Moreover, Iran lacks strategic fuel reserves. According to pre-blockade estimates, Iran possessed approximately 400 million gallons of gasoline and 340 million gallons of diesel, around 12 days of national consumption and far below the International Energy Agency’s 90-day standard for net imports. After Israeli and U.S. strikes hit petroleum storage facilities, Tehran cut the limit on government-issued fuel ration cards (which cap the amount of subsidized gasoline citizens can purchase at a single visit to a filling station) from 7.0 to 5.3 gallons. The regime that claims to control the world’s most important energy chokepoint cannot keep its own gas stations supplied for two weeks.
OWN GOAL?
Tehran claims to have shown the world that it has tremendous leverage over other economies. But that narrative mistakes tactical posturing for strategic resilience. Crude being pumped onto tankers is not crude being sold. Oil nominally exported is not revenue received. And a chokepoint that Iran threatens to close is, above all, the throat through which Iran breathes.

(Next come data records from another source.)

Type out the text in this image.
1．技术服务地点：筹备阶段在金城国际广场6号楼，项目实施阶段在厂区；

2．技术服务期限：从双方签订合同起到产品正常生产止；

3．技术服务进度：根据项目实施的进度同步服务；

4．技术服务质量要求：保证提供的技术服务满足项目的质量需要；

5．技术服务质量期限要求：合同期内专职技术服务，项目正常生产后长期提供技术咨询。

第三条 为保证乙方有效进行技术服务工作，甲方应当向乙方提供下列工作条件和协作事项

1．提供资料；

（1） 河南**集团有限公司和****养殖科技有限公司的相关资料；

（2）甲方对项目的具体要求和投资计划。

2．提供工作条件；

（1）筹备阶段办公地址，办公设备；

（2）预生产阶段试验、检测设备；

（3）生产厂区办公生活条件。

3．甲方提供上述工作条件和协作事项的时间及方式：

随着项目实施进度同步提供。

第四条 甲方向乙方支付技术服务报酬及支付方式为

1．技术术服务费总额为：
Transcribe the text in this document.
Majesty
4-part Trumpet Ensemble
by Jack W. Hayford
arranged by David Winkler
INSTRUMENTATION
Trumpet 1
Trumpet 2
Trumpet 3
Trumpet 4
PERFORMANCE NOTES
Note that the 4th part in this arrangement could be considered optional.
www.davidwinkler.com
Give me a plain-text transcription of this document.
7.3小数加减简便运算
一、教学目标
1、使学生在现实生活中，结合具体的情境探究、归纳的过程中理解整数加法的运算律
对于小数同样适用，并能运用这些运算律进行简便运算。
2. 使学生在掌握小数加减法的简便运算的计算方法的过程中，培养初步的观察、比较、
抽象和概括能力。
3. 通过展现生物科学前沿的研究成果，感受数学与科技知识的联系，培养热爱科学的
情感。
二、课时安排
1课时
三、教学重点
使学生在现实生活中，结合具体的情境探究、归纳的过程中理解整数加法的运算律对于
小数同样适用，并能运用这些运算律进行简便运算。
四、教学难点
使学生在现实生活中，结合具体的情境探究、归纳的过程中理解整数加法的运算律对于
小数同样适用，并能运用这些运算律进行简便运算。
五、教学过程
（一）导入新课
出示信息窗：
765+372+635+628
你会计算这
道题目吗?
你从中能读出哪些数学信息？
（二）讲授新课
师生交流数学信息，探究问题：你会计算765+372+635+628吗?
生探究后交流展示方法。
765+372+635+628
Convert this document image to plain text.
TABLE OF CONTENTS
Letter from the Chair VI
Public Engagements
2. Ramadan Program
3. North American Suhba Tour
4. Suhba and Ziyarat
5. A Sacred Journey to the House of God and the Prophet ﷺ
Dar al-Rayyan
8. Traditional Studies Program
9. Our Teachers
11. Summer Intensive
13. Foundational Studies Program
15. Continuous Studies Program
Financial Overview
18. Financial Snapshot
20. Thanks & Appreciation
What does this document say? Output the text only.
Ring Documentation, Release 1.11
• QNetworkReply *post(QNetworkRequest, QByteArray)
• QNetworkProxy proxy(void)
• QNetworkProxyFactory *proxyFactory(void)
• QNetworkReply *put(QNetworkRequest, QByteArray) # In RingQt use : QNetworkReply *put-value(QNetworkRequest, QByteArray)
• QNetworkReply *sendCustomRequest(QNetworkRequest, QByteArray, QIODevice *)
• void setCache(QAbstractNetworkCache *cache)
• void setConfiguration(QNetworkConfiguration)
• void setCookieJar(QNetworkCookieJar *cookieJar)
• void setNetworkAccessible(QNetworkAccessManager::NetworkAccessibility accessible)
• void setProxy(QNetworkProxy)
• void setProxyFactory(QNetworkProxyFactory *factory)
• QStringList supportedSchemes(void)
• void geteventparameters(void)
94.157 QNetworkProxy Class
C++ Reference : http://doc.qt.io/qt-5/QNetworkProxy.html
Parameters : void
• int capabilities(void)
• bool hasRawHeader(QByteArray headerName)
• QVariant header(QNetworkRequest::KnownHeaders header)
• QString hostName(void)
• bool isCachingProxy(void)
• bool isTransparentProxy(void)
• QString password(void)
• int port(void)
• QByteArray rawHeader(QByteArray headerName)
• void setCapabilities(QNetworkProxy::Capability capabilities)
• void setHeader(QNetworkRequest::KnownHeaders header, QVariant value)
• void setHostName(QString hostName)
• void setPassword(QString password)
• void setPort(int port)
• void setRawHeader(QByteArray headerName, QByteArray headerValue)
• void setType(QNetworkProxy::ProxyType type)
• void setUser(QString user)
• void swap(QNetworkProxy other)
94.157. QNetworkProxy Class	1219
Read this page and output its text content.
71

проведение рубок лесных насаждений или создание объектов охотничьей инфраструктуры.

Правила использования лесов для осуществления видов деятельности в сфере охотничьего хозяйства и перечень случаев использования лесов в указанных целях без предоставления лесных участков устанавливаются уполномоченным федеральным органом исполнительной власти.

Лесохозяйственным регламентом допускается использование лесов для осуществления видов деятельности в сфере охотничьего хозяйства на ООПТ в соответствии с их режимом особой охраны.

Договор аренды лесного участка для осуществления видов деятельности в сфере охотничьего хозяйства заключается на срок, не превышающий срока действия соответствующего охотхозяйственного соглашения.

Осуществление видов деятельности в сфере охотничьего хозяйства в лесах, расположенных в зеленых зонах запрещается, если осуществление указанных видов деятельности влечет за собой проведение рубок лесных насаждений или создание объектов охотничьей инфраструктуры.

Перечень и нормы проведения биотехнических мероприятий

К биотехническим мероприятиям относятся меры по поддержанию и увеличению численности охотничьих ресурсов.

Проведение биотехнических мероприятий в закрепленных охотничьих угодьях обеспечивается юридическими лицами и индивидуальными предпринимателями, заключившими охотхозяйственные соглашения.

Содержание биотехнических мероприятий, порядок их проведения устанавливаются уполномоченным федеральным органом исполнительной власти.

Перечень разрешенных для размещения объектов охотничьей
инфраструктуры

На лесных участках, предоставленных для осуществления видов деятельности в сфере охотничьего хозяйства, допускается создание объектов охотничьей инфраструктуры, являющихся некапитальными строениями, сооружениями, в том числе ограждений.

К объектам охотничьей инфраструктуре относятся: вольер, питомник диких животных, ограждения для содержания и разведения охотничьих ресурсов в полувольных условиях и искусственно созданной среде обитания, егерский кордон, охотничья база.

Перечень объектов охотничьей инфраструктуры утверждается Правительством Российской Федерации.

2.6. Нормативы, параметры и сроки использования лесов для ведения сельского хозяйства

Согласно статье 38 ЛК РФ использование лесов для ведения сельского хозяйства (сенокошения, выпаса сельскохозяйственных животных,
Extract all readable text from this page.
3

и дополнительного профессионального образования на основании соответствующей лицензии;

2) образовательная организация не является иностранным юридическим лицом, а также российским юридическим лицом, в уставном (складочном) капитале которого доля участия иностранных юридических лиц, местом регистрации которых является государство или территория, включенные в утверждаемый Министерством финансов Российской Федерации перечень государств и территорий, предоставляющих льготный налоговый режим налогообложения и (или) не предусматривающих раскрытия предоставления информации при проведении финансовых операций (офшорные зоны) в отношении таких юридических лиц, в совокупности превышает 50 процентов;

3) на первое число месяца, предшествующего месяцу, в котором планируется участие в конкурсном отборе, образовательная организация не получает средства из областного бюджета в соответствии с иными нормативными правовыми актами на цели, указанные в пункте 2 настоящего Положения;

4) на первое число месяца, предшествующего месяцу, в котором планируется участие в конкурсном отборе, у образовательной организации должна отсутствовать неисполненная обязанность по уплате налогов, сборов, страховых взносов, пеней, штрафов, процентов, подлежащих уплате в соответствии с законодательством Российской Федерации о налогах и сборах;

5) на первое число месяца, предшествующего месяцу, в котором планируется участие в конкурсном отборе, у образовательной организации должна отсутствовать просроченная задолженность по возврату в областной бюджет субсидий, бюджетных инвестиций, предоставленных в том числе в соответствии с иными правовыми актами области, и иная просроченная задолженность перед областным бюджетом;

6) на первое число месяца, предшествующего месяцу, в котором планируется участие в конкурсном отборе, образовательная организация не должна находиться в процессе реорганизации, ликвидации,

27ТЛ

Some may believe that the Trump administration will flinch first, abandoning its blockade in reaction to rising gas prices before Tehran agrees to its terms. But the regime was already fragile, and the Iranian population had already reached the limit of the economic pain it could tolerate. Shortly before the war began, in January, Iran experienced a round of protests that was so threatening to the regime’s survival that it resorted to killing tens of thousands of its own people to restore relative calm.
The value of the rial on the open market has already cratered, from 817,000 per dollar at the start of 2025 to over 1.5 million per dollar today. Iranian banks have begun limiting citizens’ withdrawals to $18 to $30 per day. In March, the regime issued its largest-ever banknote, a ten-million-rial bill, worth about $7. It knows it cannot endure a further dramatic collapse of the rial, a total absence of fuel, and widespread food shortages. That may be part of why Iran agreed to the highest-level engagement it has pursued with U.S. officials since the Islamic Revolution only weeks after U.S.-Israeli strikes killed the country’s supreme leader. Oil and gas make up around 25 percent of Iran’s GDP and 80 percent of its export earnings; alternative pathways besides the Strait of Hormuz cannot nearly replace the losses. The blockade makes continued resistance economically impossible. The Strait of Hormuz will likely prove to be Iran’s Achilles’ heel and undoing, not its secret weapon.